One stereotypically German term that her podcast listeners will quickly learn is Vergangenheitsbewältigung —the process of reconciling the past in order to avoid repeating it.

“The premise from the get-go was the importance of hearing those stories from Germany and how it impacts our thinking on this side of the Atlantic about Reconstruction and remembrance,” Noe-Payne explains. “This podcast is a way to reframe and rethink our understanding of history.”

To delve into such sensitive subject areas, Noe-Payne knew she would need a partner and sounding board. Upon her return to the States she recruited as co-host Michael Paul Williams, the Pulitzer Prize-winning columnist at the Richmond Times-Dispatch.

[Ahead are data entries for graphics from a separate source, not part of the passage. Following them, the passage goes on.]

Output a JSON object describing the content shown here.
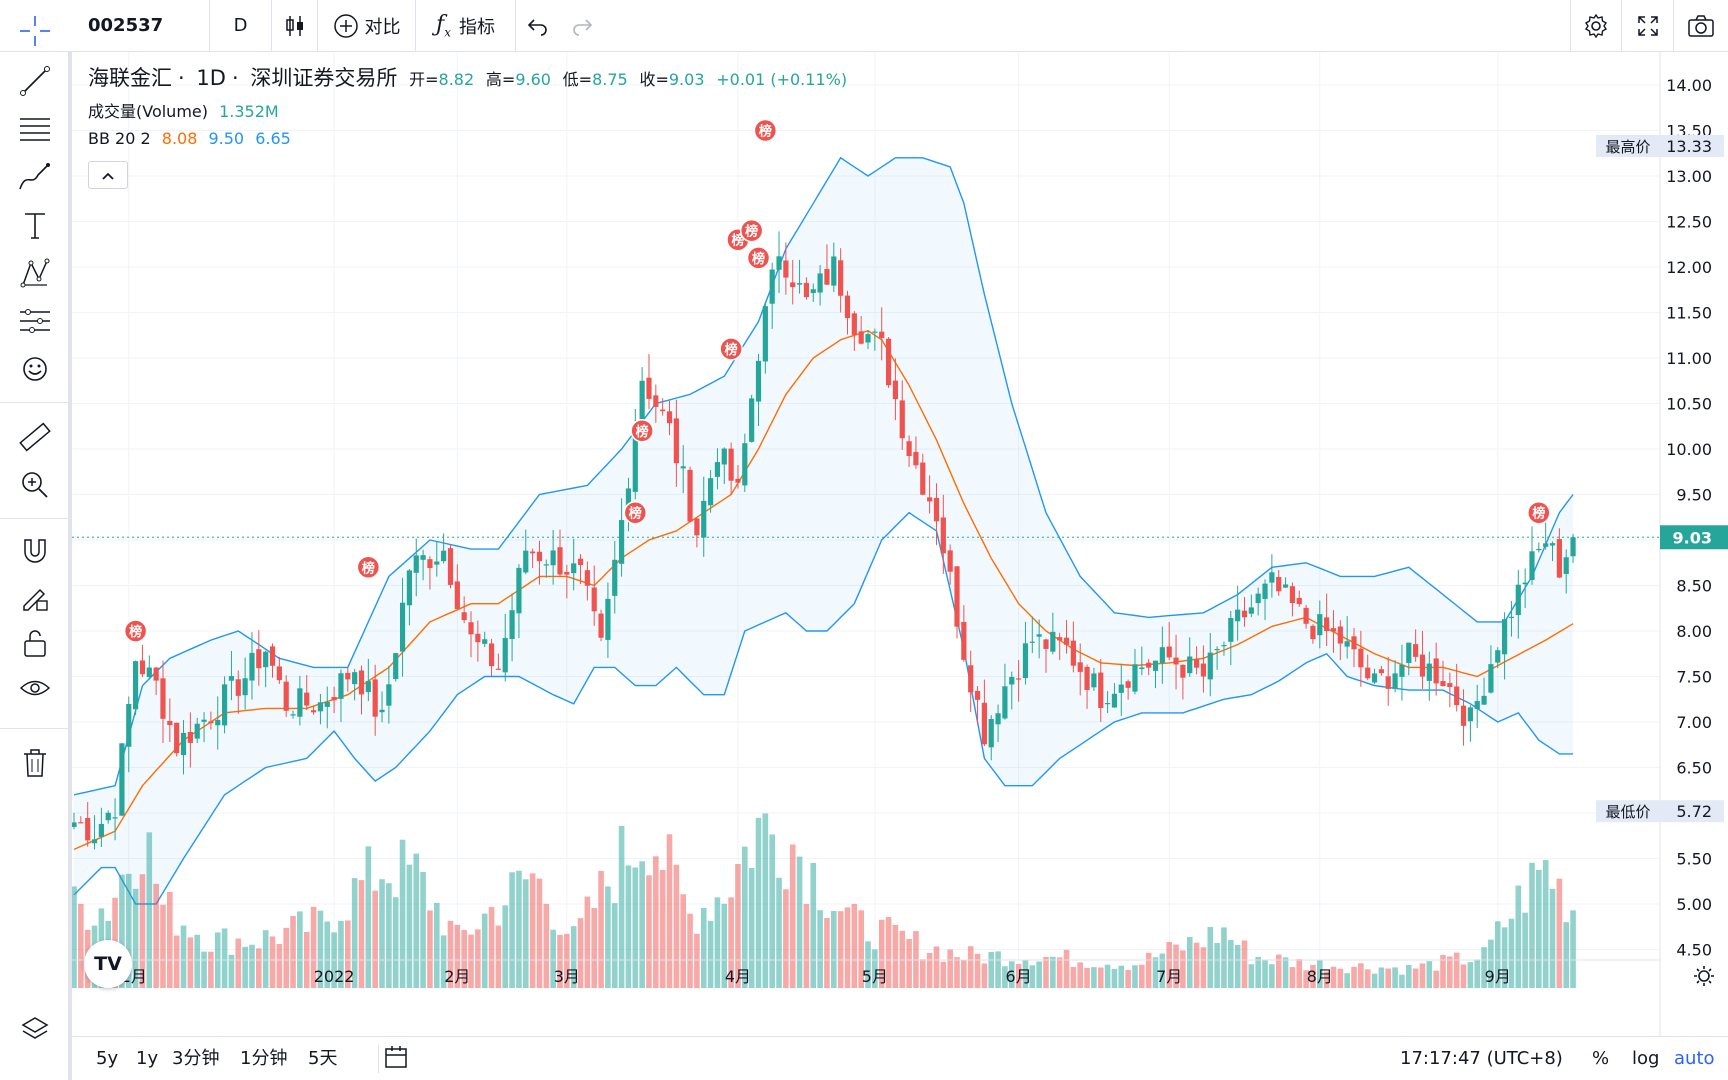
{
  "toolbar": {
    "symbol": "002537",
    "interval": "D",
    "compare_label": "对比",
    "indicators_label": "指标"
  },
  "legend": {
    "name": "海联金汇",
    "interval": "1D",
    "exchange": "深圳证券交易所",
    "open_label": "开=",
    "open": "8.82",
    "high_label": "高=",
    "high": "9.60",
    "low_label": "低=",
    "low": "8.75",
    "close_label": "收=",
    "close": "9.03",
    "change": "+0.01 (+0.11%)",
    "volume_label": "成交量(Volume)",
    "volume_value": "1.352M",
    "bb_label": "BB 20 2",
    "bb_middle": "8.08",
    "bb_upper": "9.50",
    "bb_lower": "6.65"
  },
  "badges": {
    "high_label": "最高价",
    "high_value": "13.33",
    "low_label": "最低价",
    "low_value": "5.72",
    "last_price": "9.03"
  },
  "marker_text": "榜",
  "bottom": {
    "ranges": [
      "5y",
      "1y",
      "3分钟",
      "1分钟",
      "5天"
    ],
    "time": "17:17:47 (UTC+8)",
    "percent": "%",
    "log": "log",
    "auto": "auto"
  },
  "colors": {
    "up": "#26a69a",
    "down": "#ef5350",
    "bb_band": "#2196f3",
    "bb_middle": "#ff6d00",
    "accent": "#2962ff"
  },
  "chart_data": {
    "type": "candlestick",
    "title": "海联金汇 · 1D · 深圳证券交易所",
    "y_ticks": [
      "4.50",
      "5.00",
      "5.50",
      "6.00",
      "6.50",
      "7.00",
      "7.50",
      "8.00",
      "8.50",
      "9.00",
      "9.50",
      "10.00",
      "10.50",
      "11.00",
      "11.50",
      "12.00",
      "12.50",
      "13.00",
      "13.50",
      "14.00"
    ],
    "x_ticks": [
      "12月",
      "2022",
      "2月",
      "3月",
      "4月",
      "5月",
      "6月",
      "7月",
      "8月",
      "9月"
    ],
    "ylim": [
      4.2,
      14.2
    ],
    "last_price": 9.03,
    "anchors": [
      {
        "x": 0,
        "v": 5.9
      },
      {
        "x": 3,
        "v": 5.8
      },
      {
        "x": 6,
        "v": 6.1
      },
      {
        "x": 9,
        "v": 7.7
      },
      {
        "x": 12,
        "v": 7.4
      },
      {
        "x": 15,
        "v": 6.75
      },
      {
        "x": 20,
        "v": 7.1
      },
      {
        "x": 25,
        "v": 7.5
      },
      {
        "x": 28,
        "v": 7.8
      },
      {
        "x": 31,
        "v": 7.2
      },
      {
        "x": 36,
        "v": 7.2
      },
      {
        "x": 41,
        "v": 7.6
      },
      {
        "x": 45,
        "v": 7.0
      },
      {
        "x": 49,
        "v": 8.7
      },
      {
        "x": 54,
        "v": 8.9
      },
      {
        "x": 58,
        "v": 7.9
      },
      {
        "x": 62,
        "v": 7.6
      },
      {
        "x": 66,
        "v": 8.9
      },
      {
        "x": 70,
        "v": 8.8
      },
      {
        "x": 74,
        "v": 8.6
      },
      {
        "x": 77,
        "v": 7.8
      },
      {
        "x": 80,
        "v": 9.2
      },
      {
        "x": 83,
        "v": 10.8
      },
      {
        "x": 87,
        "v": 10.2
      },
      {
        "x": 91,
        "v": 9.1
      },
      {
        "x": 94,
        "v": 10.0
      },
      {
        "x": 97,
        "v": 9.5
      },
      {
        "x": 100,
        "v": 11.1
      },
      {
        "x": 103,
        "v": 12.2
      },
      {
        "x": 107,
        "v": 11.6
      },
      {
        "x": 111,
        "v": 12.0
      },
      {
        "x": 114,
        "v": 11.4
      },
      {
        "x": 118,
        "v": 11.1
      },
      {
        "x": 122,
        "v": 10.0
      },
      {
        "x": 126,
        "v": 9.3
      },
      {
        "x": 130,
        "v": 7.8
      },
      {
        "x": 133,
        "v": 6.9
      },
      {
        "x": 136,
        "v": 7.4
      },
      {
        "x": 140,
        "v": 7.9
      },
      {
        "x": 145,
        "v": 7.8
      },
      {
        "x": 150,
        "v": 7.3
      },
      {
        "x": 155,
        "v": 7.6
      },
      {
        "x": 160,
        "v": 7.7
      },
      {
        "x": 165,
        "v": 7.5
      },
      {
        "x": 170,
        "v": 8.1
      },
      {
        "x": 175,
        "v": 8.5
      },
      {
        "x": 180,
        "v": 8.1
      },
      {
        "x": 185,
        "v": 7.9
      },
      {
        "x": 190,
        "v": 7.4
      },
      {
        "x": 195,
        "v": 7.7
      },
      {
        "x": 200,
        "v": 7.5
      },
      {
        "x": 204,
        "v": 7.0
      },
      {
        "x": 208,
        "v": 7.9
      },
      {
        "x": 212,
        "v": 8.6
      },
      {
        "x": 215,
        "v": 9.0
      },
      {
        "x": 217,
        "v": 8.7
      },
      {
        "x": 219,
        "v": 9.03
      }
    ],
    "bb_upper": [
      {
        "x": 0,
        "v": 6.2
      },
      {
        "x": 6,
        "v": 6.3
      },
      {
        "x": 10,
        "v": 7.4
      },
      {
        "x": 14,
        "v": 7.7
      },
      {
        "x": 20,
        "v": 7.9
      },
      {
        "x": 24,
        "v": 8.0
      },
      {
        "x": 30,
        "v": 7.7
      },
      {
        "x": 35,
        "v": 7.6
      },
      {
        "x": 40,
        "v": 7.6
      },
      {
        "x": 46,
        "v": 8.6
      },
      {
        "x": 52,
        "v": 9.0
      },
      {
        "x": 58,
        "v": 8.9
      },
      {
        "x": 62,
        "v": 8.9
      },
      {
        "x": 68,
        "v": 9.5
      },
      {
        "x": 75,
        "v": 9.6
      },
      {
        "x": 80,
        "v": 10.0
      },
      {
        "x": 85,
        "v": 10.5
      },
      {
        "x": 90,
        "v": 10.6
      },
      {
        "x": 95,
        "v": 10.8
      },
      {
        "x": 100,
        "v": 11.4
      },
      {
        "x": 104,
        "v": 12.2
      },
      {
        "x": 108,
        "v": 12.7
      },
      {
        "x": 112,
        "v": 13.2
      },
      {
        "x": 116,
        "v": 13.0
      },
      {
        "x": 120,
        "v": 13.2
      },
      {
        "x": 124,
        "v": 13.2
      },
      {
        "x": 128,
        "v": 13.1
      },
      {
        "x": 130,
        "v": 12.7
      },
      {
        "x": 133,
        "v": 11.7
      },
      {
        "x": 137,
        "v": 10.5
      },
      {
        "x": 142,
        "v": 9.3
      },
      {
        "x": 147,
        "v": 8.6
      },
      {
        "x": 152,
        "v": 8.2
      },
      {
        "x": 157,
        "v": 8.15
      },
      {
        "x": 165,
        "v": 8.2
      },
      {
        "x": 170,
        "v": 8.4
      },
      {
        "x": 175,
        "v": 8.7
      },
      {
        "x": 180,
        "v": 8.75
      },
      {
        "x": 185,
        "v": 8.6
      },
      {
        "x": 190,
        "v": 8.6
      },
      {
        "x": 195,
        "v": 8.7
      },
      {
        "x": 200,
        "v": 8.4
      },
      {
        "x": 205,
        "v": 8.1
      },
      {
        "x": 209,
        "v": 8.1
      },
      {
        "x": 213,
        "v": 8.6
      },
      {
        "x": 217,
        "v": 9.3
      },
      {
        "x": 219,
        "v": 9.5
      }
    ],
    "bb_middle": [
      {
        "x": 0,
        "v": 5.6
      },
      {
        "x": 6,
        "v": 5.8
      },
      {
        "x": 10,
        "v": 6.3
      },
      {
        "x": 16,
        "v": 6.8
      },
      {
        "x": 22,
        "v": 7.1
      },
      {
        "x": 28,
        "v": 7.15
      },
      {
        "x": 34,
        "v": 7.15
      },
      {
        "x": 40,
        "v": 7.3
      },
      {
        "x": 46,
        "v": 7.6
      },
      {
        "x": 52,
        "v": 8.1
      },
      {
        "x": 58,
        "v": 8.3
      },
      {
        "x": 62,
        "v": 8.3
      },
      {
        "x": 68,
        "v": 8.6
      },
      {
        "x": 72,
        "v": 8.6
      },
      {
        "x": 76,
        "v": 8.5
      },
      {
        "x": 80,
        "v": 8.8
      },
      {
        "x": 84,
        "v": 9.0
      },
      {
        "x": 88,
        "v": 9.1
      },
      {
        "x": 92,
        "v": 9.3
      },
      {
        "x": 96,
        "v": 9.5
      },
      {
        "x": 100,
        "v": 10.0
      },
      {
        "x": 104,
        "v": 10.6
      },
      {
        "x": 108,
        "v": 11.0
      },
      {
        "x": 112,
        "v": 11.2
      },
      {
        "x": 116,
        "v": 11.3
      },
      {
        "x": 118,
        "v": 11.2
      },
      {
        "x": 122,
        "v": 10.7
      },
      {
        "x": 126,
        "v": 10.1
      },
      {
        "x": 130,
        "v": 9.4
      },
      {
        "x": 134,
        "v": 8.8
      },
      {
        "x": 138,
        "v": 8.3
      },
      {
        "x": 142,
        "v": 8.0
      },
      {
        "x": 146,
        "v": 7.8
      },
      {
        "x": 150,
        "v": 7.65
      },
      {
        "x": 155,
        "v": 7.62
      },
      {
        "x": 160,
        "v": 7.65
      },
      {
        "x": 165,
        "v": 7.7
      },
      {
        "x": 170,
        "v": 7.85
      },
      {
        "x": 175,
        "v": 8.05
      },
      {
        "x": 180,
        "v": 8.15
      },
      {
        "x": 185,
        "v": 7.95
      },
      {
        "x": 190,
        "v": 7.75
      },
      {
        "x": 195,
        "v": 7.6
      },
      {
        "x": 200,
        "v": 7.6
      },
      {
        "x": 205,
        "v": 7.5
      },
      {
        "x": 210,
        "v": 7.7
      },
      {
        "x": 215,
        "v": 7.9
      },
      {
        "x": 219,
        "v": 8.08
      }
    ],
    "bb_lower": [
      {
        "x": 0,
        "v": 5.1
      },
      {
        "x": 4,
        "v": 5.4
      },
      {
        "x": 6,
        "v": 5.4
      },
      {
        "x": 9,
        "v": 5.0
      },
      {
        "x": 12,
        "v": 5.0
      },
      {
        "x": 16,
        "v": 5.5
      },
      {
        "x": 22,
        "v": 6.2
      },
      {
        "x": 28,
        "v": 6.5
      },
      {
        "x": 34,
        "v": 6.6
      },
      {
        "x": 38,
        "v": 6.9
      },
      {
        "x": 41,
        "v": 6.6
      },
      {
        "x": 44,
        "v": 6.35
      },
      {
        "x": 47,
        "v": 6.5
      },
      {
        "x": 52,
        "v": 6.9
      },
      {
        "x": 56,
        "v": 7.3
      },
      {
        "x": 60,
        "v": 7.5
      },
      {
        "x": 65,
        "v": 7.5
      },
      {
        "x": 70,
        "v": 7.3
      },
      {
        "x": 73,
        "v": 7.2
      },
      {
        "x": 76,
        "v": 7.6
      },
      {
        "x": 79,
        "v": 7.6
      },
      {
        "x": 82,
        "v": 7.4
      },
      {
        "x": 85,
        "v": 7.4
      },
      {
        "x": 88,
        "v": 7.6
      },
      {
        "x": 92,
        "v": 7.3
      },
      {
        "x": 95,
        "v": 7.3
      },
      {
        "x": 98,
        "v": 8.0
      },
      {
        "x": 101,
        "v": 8.1
      },
      {
        "x": 104,
        "v": 8.2
      },
      {
        "x": 107,
        "v": 8.0
      },
      {
        "x": 110,
        "v": 8.0
      },
      {
        "x": 114,
        "v": 8.3
      },
      {
        "x": 118,
        "v": 9.0
      },
      {
        "x": 122,
        "v": 9.3
      },
      {
        "x": 126,
        "v": 9.1
      },
      {
        "x": 130,
        "v": 7.8
      },
      {
        "x": 133,
        "v": 6.6
      },
      {
        "x": 136,
        "v": 6.3
      },
      {
        "x": 140,
        "v": 6.3
      },
      {
        "x": 144,
        "v": 6.6
      },
      {
        "x": 148,
        "v": 6.8
      },
      {
        "x": 152,
        "v": 7.0
      },
      {
        "x": 156,
        "v": 7.1
      },
      {
        "x": 162,
        "v": 7.1
      },
      {
        "x": 168,
        "v": 7.25
      },
      {
        "x": 172,
        "v": 7.3
      },
      {
        "x": 176,
        "v": 7.45
      },
      {
        "x": 180,
        "v": 7.65
      },
      {
        "x": 183,
        "v": 7.75
      },
      {
        "x": 186,
        "v": 7.5
      },
      {
        "x": 190,
        "v": 7.4
      },
      {
        "x": 195,
        "v": 7.35
      },
      {
        "x": 200,
        "v": 7.35
      },
      {
        "x": 204,
        "v": 7.2
      },
      {
        "x": 208,
        "v": 7.0
      },
      {
        "x": 211,
        "v": 7.1
      },
      {
        "x": 214,
        "v": 6.8
      },
      {
        "x": 217,
        "v": 6.65
      },
      {
        "x": 219,
        "v": 6.65
      }
    ],
    "ranking_markers": [
      {
        "x": 9,
        "v": 8.0
      },
      {
        "x": 43,
        "v": 8.7
      },
      {
        "x": 82,
        "v": 9.3
      },
      {
        "x": 83,
        "v": 10.2
      },
      {
        "x": 96,
        "v": 11.1
      },
      {
        "x": 97,
        "v": 12.3
      },
      {
        "x": 99,
        "v": 12.4
      },
      {
        "x": 100,
        "v": 12.1
      },
      {
        "x": 101,
        "v": 13.5
      },
      {
        "x": 214,
        "v": 9.3
      }
    ],
    "volume_peaks": [
      {
        "x": 5,
        "v": 0.5
      },
      {
        "x": 10,
        "v": 1.0
      },
      {
        "x": 13,
        "v": 0.5
      },
      {
        "x": 20,
        "v": 0.3
      },
      {
        "x": 27,
        "v": 0.3
      },
      {
        "x": 36,
        "v": 0.4
      },
      {
        "x": 45,
        "v": 0.75
      },
      {
        "x": 50,
        "v": 0.7
      },
      {
        "x": 56,
        "v": 0.3
      },
      {
        "x": 67,
        "v": 0.7
      },
      {
        "x": 73,
        "v": 0.3
      },
      {
        "x": 80,
        "v": 0.8
      },
      {
        "x": 84,
        "v": 1.0
      },
      {
        "x": 90,
        "v": 0.45
      },
      {
        "x": 95,
        "v": 0.6
      },
      {
        "x": 100,
        "v": 1.0
      },
      {
        "x": 105,
        "v": 0.9
      },
      {
        "x": 110,
        "v": 0.6
      },
      {
        "x": 114,
        "v": 0.4
      },
      {
        "x": 125,
        "v": 0.25
      },
      {
        "x": 130,
        "v": 0.2
      },
      {
        "x": 140,
        "v": 0.2
      },
      {
        "x": 155,
        "v": 0.15
      },
      {
        "x": 168,
        "v": 0.35
      },
      {
        "x": 172,
        "v": 0.2
      },
      {
        "x": 180,
        "v": 0.15
      },
      {
        "x": 195,
        "v": 0.12
      },
      {
        "x": 206,
        "v": 0.2
      },
      {
        "x": 212,
        "v": 0.6
      },
      {
        "x": 215,
        "v": 0.75
      },
      {
        "x": 219,
        "v": 0.5
      }
    ]
  }
}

“Who better to talk about reconciliation with than a Black man in Richmond who has covered these issues for decades and can speak directly as to how he has seen firsthand this process of history unfold in America?” Noe-Payne continues. “I am a natural optimist and he’s a natural pessimist, so the two of us challenge one another -- and that's the energy I wanted brought to this podcast.”

The duo published the first two episodes of “Memory Wars”—a prologue and a tale of two reconstructions—on June 9th. Today marks the release of the third episode, “Hayley’s Story.” Additional episodes will appear in subscribers’ feeds twice per month into the first week of August. Besides offering Noe-Payne more time to make final edits to the series, the staggered releases serve a second purpose.

“This is a slow burn. My hope is that people have time to process and sit with things,” says Noe-Payne. “I don’t want people immediately jumping from one episode to the other because it’s tough material to binge.”

For now, “Memory Wars” will only be available wherever folks get their podcasts. However, by autumn Noe-Payne plans to make the necessary edits to make the series available for play on broadcast radio. As early as September, episodes of her podcast could be playing on WRIR, VPM, or her home station of WVTF—not to mention countless other public radio affiliates across the country potentially interested in such terrifyingly relevant subject matter.

Listeners who make it through to the end of “Memory Wars” may be disappointed to find that Noe-Payne doesn’t tie America’s racial reconciliation into a neat little bow. In her opinion, any attempt to stuff such challenging and complicated matters into a box would be a disservice.

“Whatever amount of this podcast’s content listeners engage with, I hope that they walk away with the same impression I have. Which is that this work—the work of engaging with a difficult past, processing and reckoning with trauma and the sin of a society—is really hard, neverending, and yet still possible,” Noe-Payne says. “We want it to be easy and to draw a line in the sand and say, ‘it’s all done,’ but that’s just not how it works.

“But it is possible, and it is worth it. Heck, it’s vital.”